Harish Varun, Raymond Andrew P, Issler Andrea C, Lajevardi Sepehr S, Chang Ling-Yun, Maitz Peter K M, Kennedy Peter
Burns Unit, Concord Repatriation General Hospital, Sydney, Australia; ANZAC Research Institute, Concord Repatriation General Hospital, Sydney, Australia; University of Sydney, Sydney, Australia.
Burns Unit, Concord Repatriation General Hospital, Sydney, Australia; ANZAC Research Institute, Concord Repatriation General Hospital, Sydney, Australia.
Burns. 2015 Feb;41(1):91-9. doi: 10.1016/j.burns.2014.05.005. Epub 2014 Jun 25.
The purpose of this study was to compare burn size estimation between referring centres and Burn Units in adult patients transferred to Burn Units in Sydney, Australia.
A review of all adults transferred to Burn Units in Sydney, Australia between January 2009 and August 2013 was performed. The TBSA estimated by the referring institution was compared with the TBSA measured at the Burns Unit.
There were 698 adults transferred to a Burns Unit. Equivalent TBSA estimation between the referring hospital and Burns Unit occurred in 30% of patients. Overestimation occurred at a ratio exceeding 3:1 with respect to underestimation, with the difference between the referring institutions and Burns Unit estimation being statistically significant (P<0.001). Significant overestimation occurs in the early transfer of burn-injured patients as well as in patients transferred more than 48h after the burn (P<0.005). Underestimation occurs with less frequency but rises with increasing time after the burn (P<0.005) and with increasing TBSA. Throughout the temporal spectrum of transferred patients, severe burns (≥20% TBSA) were found to have more satisfactory burn size estimations compared with less severe injuries (<20% TBSA; P<0.005).

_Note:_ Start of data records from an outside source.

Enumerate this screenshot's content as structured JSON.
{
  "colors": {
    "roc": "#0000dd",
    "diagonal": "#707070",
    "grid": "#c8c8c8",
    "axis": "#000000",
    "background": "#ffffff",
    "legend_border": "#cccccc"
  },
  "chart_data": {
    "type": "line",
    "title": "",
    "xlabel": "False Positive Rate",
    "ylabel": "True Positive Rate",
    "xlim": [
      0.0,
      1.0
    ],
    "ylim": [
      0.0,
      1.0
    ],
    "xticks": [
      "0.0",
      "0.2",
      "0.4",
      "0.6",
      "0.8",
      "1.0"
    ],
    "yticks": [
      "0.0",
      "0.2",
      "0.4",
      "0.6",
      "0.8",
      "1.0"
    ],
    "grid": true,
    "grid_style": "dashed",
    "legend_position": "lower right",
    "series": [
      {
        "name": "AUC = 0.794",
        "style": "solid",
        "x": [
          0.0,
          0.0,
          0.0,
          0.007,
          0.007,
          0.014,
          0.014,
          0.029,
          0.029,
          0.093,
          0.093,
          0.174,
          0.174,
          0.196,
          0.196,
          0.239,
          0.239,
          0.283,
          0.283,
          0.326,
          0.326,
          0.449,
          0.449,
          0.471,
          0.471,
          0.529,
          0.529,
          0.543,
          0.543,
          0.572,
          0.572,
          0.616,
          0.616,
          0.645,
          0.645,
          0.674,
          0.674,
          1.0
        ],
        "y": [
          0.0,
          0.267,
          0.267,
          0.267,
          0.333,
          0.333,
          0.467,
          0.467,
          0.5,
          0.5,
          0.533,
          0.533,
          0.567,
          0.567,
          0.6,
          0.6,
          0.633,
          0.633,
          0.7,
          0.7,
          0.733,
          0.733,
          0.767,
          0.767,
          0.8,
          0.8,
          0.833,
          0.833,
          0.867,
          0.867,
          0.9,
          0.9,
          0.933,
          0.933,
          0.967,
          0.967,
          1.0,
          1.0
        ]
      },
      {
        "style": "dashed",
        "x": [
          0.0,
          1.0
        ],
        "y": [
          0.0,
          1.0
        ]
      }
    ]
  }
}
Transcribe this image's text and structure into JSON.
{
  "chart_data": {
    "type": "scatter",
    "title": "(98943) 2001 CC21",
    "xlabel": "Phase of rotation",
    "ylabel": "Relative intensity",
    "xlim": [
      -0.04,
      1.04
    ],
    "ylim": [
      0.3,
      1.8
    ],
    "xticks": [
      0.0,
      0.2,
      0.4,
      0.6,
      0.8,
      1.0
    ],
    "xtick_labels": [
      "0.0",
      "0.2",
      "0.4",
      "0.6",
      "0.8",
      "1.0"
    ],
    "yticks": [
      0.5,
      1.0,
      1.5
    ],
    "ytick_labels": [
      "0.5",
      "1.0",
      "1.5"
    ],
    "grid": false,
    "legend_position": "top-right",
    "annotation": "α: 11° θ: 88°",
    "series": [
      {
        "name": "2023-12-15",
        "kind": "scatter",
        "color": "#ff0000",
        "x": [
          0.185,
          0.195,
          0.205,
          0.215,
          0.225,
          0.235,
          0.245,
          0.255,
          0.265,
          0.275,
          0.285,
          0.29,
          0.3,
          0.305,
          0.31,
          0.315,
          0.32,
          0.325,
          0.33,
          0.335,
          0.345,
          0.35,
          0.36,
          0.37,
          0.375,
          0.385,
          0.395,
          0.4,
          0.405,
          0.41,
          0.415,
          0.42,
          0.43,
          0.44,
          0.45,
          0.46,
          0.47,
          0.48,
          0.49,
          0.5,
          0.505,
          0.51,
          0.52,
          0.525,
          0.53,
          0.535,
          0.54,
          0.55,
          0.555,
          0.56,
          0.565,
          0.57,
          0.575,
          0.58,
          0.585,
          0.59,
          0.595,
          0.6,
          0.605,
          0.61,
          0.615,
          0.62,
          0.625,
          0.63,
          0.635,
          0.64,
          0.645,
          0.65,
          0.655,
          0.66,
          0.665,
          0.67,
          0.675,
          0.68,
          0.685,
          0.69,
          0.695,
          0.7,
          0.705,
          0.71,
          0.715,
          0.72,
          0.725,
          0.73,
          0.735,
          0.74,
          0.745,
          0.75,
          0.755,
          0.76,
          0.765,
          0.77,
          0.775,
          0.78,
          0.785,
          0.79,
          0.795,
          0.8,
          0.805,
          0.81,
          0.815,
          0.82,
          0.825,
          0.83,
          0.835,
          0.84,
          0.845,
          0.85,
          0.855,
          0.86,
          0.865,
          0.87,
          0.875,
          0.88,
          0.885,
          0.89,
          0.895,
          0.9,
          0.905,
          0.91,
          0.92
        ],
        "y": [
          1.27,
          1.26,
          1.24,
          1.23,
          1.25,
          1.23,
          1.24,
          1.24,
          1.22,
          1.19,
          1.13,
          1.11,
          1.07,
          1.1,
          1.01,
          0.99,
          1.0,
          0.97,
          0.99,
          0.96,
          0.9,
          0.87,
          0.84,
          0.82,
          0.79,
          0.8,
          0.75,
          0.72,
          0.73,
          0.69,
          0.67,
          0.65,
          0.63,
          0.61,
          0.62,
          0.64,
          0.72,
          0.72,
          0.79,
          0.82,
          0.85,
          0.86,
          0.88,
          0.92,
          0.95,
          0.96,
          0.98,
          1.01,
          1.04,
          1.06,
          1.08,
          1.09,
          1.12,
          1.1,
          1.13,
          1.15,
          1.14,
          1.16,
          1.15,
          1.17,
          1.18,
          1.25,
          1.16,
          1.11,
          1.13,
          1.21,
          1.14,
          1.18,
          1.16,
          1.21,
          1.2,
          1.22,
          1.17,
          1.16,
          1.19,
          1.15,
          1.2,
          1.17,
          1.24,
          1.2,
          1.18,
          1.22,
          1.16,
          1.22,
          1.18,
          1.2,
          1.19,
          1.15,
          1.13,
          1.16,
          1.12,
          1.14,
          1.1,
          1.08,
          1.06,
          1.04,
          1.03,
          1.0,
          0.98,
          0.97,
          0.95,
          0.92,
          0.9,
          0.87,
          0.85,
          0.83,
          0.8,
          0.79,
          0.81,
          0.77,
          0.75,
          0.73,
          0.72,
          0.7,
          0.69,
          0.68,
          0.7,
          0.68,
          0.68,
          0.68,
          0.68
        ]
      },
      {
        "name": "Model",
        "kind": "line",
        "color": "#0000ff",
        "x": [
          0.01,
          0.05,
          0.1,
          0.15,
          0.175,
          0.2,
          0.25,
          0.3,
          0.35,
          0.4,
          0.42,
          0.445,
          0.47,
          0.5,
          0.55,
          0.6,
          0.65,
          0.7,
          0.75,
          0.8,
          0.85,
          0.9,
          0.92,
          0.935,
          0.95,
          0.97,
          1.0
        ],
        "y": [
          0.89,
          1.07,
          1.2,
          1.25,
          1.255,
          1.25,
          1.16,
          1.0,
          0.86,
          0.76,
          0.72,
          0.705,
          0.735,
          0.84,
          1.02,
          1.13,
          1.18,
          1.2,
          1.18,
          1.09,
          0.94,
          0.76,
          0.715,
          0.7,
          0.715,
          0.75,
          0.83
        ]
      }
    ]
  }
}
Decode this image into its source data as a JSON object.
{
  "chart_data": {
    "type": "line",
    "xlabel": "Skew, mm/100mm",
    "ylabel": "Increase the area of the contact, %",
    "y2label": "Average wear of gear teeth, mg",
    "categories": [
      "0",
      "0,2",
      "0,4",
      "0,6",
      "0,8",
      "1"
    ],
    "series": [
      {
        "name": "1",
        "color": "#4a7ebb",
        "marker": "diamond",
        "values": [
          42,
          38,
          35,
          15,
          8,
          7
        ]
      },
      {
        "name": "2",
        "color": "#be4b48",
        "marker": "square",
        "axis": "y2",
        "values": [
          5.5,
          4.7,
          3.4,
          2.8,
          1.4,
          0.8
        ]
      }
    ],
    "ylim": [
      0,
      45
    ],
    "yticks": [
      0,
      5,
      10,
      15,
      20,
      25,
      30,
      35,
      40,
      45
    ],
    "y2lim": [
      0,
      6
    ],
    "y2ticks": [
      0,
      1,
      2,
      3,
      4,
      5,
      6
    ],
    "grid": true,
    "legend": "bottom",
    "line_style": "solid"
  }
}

There are significant inaccuracies in burn size assessment by referring centres. The systemic tendency for overestimation occurs throughout the entire TBSA spectrum, and persists with increasing time after the burn. Underestimation occurs less frequently but rises with increasing time after the burn and with increasing TBSA. Severe burns (≥20% TBSA) are more accurately estimated by the referring hospital. The inaccuracies in burn size assessment have the potential to result in suboptimal treatment and inappropriate referral to specialised Burn Units.
本研究旨在比较澳大利亚悉尼烧伤中心接收的成年患者转诊中心与烧伤科之间烧伤面积估计的差异。
对2009年1月至2013年8月间转诊至澳大利亚悉尼烧伤科的所有成年患者进行回顾性研究。将转诊机构估计的总体表面积(TBSA)与烧伤科测量的TBSA进行比较。
共有698名成年患者转诊至烧伤科。转诊医院与烧伤科对TBSA的估计值相当的患者占30%。高估与低估的比例超过3:1,转诊机构与烧伤科估计值之间的差异具有统计学意义(P<0.001)。烧伤患者早期转诊以及烧伤后48小时以上转诊的患者中均出现显著高估(P<0.005)。低估发生频率较低,但随烧伤后时间延长(P<0.005)和TBSA增加而上升。在整个转诊患者的时间范围内,与轻伤(<20%TBSA)相比,重伤(≥20%TBSA)的烧伤面积估计更令人满意(P<0.005)。
转诊中心对烧伤面积的评估存在显著误差。在整个TBSA范围内均存在系统性高估倾向,且随烧伤后时间延长持续存在。低估发生频率较低,但随烧伤后时间延长和TBSA增加而上升。转诊医院对重伤(≥20%TBSA)的估计更为准确。烧伤面积评估的误差可能导致治疗欠佳以及向专业烧伤科的不恰当转诊。